A 27 ans, Anaïs est community manager/styliste/attachée de presse/pigiste/mannequin. C’est une slasheuse, du nom de la marque de ponctuation, le slash, cette barre oblique signifiant l’accumulation. Et comme elle, de plus en plus d’actifs sont multitâches, par choix, par besoin ou les deux. Entrée sur le marché du travail en 2009, Anaïs a toujours eu plusieurs jobs : « Sauf peut-être quand j’étais étudiante et que je bossais comme vendeuse aux Galeries Lafayette ! Ensuite, j’ai trouvé un premier boulot mais à temps partiel, puis un autre. Je prenais tout ce qui arrivait. Je voulais laisser toutes les portes ouvertes et ne pas avoir à choisir entre l’écriture et le stylisme, surtout. » Et si Anaïs est devenue ultra-active par contrainte au départ, elle se demande à présent si elle pourrait encore « tout lâcher » : « aujourd’hui, je peux faire ce qui me plaît, je suis polyvalente ! ».
Car la multiactivité n’est pas toujours le résultat d’une difficulté économique. En réalité, selon le sociologue Serge Guérin, il existerait deux catégories de slasheurs : « La première, très diplômée, multiplie les jobs pour assouvir une passion. L’autre, pour cumuler des revenus et tisser du lien social. » Et pour ce spécialiste du travail des seniors, cette situation n’est pas propre à une tranche d’âge : « Cumuler les tâches, ça existe depuis un siècle ! Ce qui est nouveau, c’est que ce phénomène touche une nouvelle catégorie de personnes plus diplômées. Une catégorie qui jusque-là avait un parcours très normé. » Pour le sociologue, il existerait en fait un effet de génération : « Face à la crise, même les plus diplômés deviennent précaires et multiplient les statuts. Ils sont donc à la fois dans une quête de sens et de revenus. » Une situation que connaît très bien Anaïs : « Je viens tout juste d’accepter un CDI de community manager, parce que c’était à mi-temps, pour pouvoir continuer mes activités par ailleurs et parce qu'après un an en freelance avec des revenus irréguliers, j'ai eu envie d'avoir une paie ! »

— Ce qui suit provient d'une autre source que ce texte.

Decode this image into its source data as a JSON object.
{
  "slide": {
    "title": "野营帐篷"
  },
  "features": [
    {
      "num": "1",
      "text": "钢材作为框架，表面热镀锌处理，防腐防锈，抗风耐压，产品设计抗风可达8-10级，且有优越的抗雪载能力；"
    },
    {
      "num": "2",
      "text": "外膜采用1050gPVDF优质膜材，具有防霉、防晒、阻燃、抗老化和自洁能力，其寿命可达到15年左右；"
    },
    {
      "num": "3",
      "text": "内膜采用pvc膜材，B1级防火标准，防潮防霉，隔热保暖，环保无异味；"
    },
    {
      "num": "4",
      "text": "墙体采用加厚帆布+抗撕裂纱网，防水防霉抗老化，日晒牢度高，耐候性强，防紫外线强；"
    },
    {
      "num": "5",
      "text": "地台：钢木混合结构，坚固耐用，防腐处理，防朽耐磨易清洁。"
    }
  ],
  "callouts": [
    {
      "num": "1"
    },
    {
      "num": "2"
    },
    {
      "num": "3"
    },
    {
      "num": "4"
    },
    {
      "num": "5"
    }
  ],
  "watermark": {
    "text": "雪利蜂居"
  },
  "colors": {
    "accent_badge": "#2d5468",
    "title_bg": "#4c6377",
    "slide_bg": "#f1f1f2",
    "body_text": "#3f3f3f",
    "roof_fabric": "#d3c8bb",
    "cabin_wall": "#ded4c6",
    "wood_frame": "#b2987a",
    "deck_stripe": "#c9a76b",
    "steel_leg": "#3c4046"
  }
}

Maïssa, 28 ans, a, elle, suivi le parcours inverse. Si elle a commencé sa vie professionnelle par un CDI à la sortie de l’école, elle s’en est vite éloignée. « Au début, c’était une petite entreprise où il fallait tout faire, et puis quand la maison s’est agrandie, je n’occupais plus que le poste d’attachée de presse. C’était moins intéressant. » Elle a alors tout quitté pour partir en Inde, d’où elle a ramené quelques vêtements. Elle a d’abord vendu ses sélections, avant de devenir elle-même créatrice. Passionnée de musique, elle se produit aussi comme DJette, et démarrera à la rentrée un « job alimentaire » pour financer tous ses projets. « Finalement ce n’est pas si différent, tout est lié !, assure-t-elle. Je rencontre souvent les mêmes personnes et, au contraire, mes activités se complètent ! »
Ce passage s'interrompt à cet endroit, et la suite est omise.